Is it acceptable style to mix equalities and inequalities in one line Is this considered bad style
$$2 = \sqrt{4} < \sqrt{16} = 4?$$
It seems as though this is not strictly correct, since $2 = \sqrt{4}$ is a logical proposition which represents boolean value (true or false). A boolean value cannot be less than $\sqrt{16}$.
On the other hand, I am sure that most people will correctly interpret this as shorthand for $2 = \sqrt{4},$ $\sqrt{4} < \sqrt{16},$ and $\sqrt{16} = 4$
 A: You will find such things often on this forum, and the meaning is usually clear. When I was an undergraduate we used to string $\implies$ between statements we had shown were dependent on previous statements - it was convenient shorthand rather than boolean logic.
The purpose of mathematical writing is to communicate clearly and accurately what you mean - that can depend on context and audience. If shorthand brings in an ambiguity, then write it a different way.
A: It's fine - people write that way all the time. But don't ever do this: $$1\le b=c>d.$$

Edit: Various people have commented, saying that there's nothing wrong with the above. Perhaps not; it bothers me, but I'm not going to insist that it's wrong. If I claimed I didn't actually say it was wrong people would say I was being pedantic. 

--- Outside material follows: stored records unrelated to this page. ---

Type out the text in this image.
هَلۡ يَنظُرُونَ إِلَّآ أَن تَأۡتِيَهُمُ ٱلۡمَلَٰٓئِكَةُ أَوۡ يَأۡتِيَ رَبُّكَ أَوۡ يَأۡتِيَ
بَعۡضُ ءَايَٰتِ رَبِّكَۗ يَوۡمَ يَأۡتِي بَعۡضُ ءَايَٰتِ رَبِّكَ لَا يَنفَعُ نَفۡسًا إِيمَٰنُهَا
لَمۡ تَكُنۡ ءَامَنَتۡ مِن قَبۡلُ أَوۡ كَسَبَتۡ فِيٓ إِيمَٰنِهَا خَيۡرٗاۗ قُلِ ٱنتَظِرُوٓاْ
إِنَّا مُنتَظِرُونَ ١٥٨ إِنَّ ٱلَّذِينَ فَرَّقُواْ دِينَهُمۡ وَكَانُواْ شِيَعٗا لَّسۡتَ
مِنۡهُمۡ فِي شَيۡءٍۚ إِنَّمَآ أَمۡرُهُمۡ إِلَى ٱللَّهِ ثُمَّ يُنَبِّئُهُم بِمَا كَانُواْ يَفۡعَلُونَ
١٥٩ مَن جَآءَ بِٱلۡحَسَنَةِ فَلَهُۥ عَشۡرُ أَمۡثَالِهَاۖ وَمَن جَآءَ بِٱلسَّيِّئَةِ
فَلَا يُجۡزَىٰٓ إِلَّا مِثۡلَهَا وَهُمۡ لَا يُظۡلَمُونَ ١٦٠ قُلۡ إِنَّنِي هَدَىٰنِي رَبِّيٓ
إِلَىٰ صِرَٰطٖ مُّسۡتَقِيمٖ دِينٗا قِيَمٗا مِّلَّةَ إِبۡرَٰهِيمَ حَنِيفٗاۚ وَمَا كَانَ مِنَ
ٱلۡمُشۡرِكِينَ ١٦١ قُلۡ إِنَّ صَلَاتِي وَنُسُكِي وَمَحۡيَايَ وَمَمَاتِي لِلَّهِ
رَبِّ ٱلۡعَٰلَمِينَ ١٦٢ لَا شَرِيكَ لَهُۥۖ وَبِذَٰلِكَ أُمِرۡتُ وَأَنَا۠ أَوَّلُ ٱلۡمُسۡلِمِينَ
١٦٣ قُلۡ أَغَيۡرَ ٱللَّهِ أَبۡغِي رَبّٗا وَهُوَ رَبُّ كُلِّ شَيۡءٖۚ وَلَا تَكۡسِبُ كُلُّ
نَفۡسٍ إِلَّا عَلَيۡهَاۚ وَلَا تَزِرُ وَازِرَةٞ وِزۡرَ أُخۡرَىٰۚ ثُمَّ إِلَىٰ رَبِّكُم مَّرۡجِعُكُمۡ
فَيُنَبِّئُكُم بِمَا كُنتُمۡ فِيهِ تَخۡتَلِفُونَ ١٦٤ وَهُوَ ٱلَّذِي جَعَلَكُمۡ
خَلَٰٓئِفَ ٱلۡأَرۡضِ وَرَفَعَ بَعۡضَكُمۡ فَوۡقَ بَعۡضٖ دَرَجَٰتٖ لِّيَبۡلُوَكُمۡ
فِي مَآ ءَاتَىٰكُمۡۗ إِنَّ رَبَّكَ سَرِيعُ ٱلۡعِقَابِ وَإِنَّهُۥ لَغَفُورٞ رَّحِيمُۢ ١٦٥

One person points out that if you write the above it certainly is wrong to deduce a relationship between $1$ and $d$. And that's the problem - in my experience in "beginning analysis" classes students who write things like what's above do tend to draw incorrect conclusions. So I'm going to just rephrase what I said: "Wrong or not, don't do that. It's a bad idea."
A: If $R_1, R_2, \ldots$ are binary relations, it is standard practice in mathematics to write:
$$a_1 \mathrel{R_1} a_2 \mathrel{R_2} a_3 \ldots a_{k} \mathrel{R_{k}} a_{k+1}$$
as a short hand for:
$$a_1 \mathrel{R_1} a_2 \mbox{ and } a_2 \mathrel{R_2} a_3 \ldots \mbox { and } a_{k} \mathrel{R_{k}} a_{k+1}$$
This convenient syntactic convention works because, in most mathematics, we usually write as if we are working in first-order logic, where boolean values aren't allowed as operands of relation symbols: $(1 < 2) = (3 < 4)$ isn't allowed. When you work in higher-order logic in mathematics, and in most programming languages, formulas like $(1 < 2) = (3 < 4)$ are allowed and so this convention doesn't work so smoothly.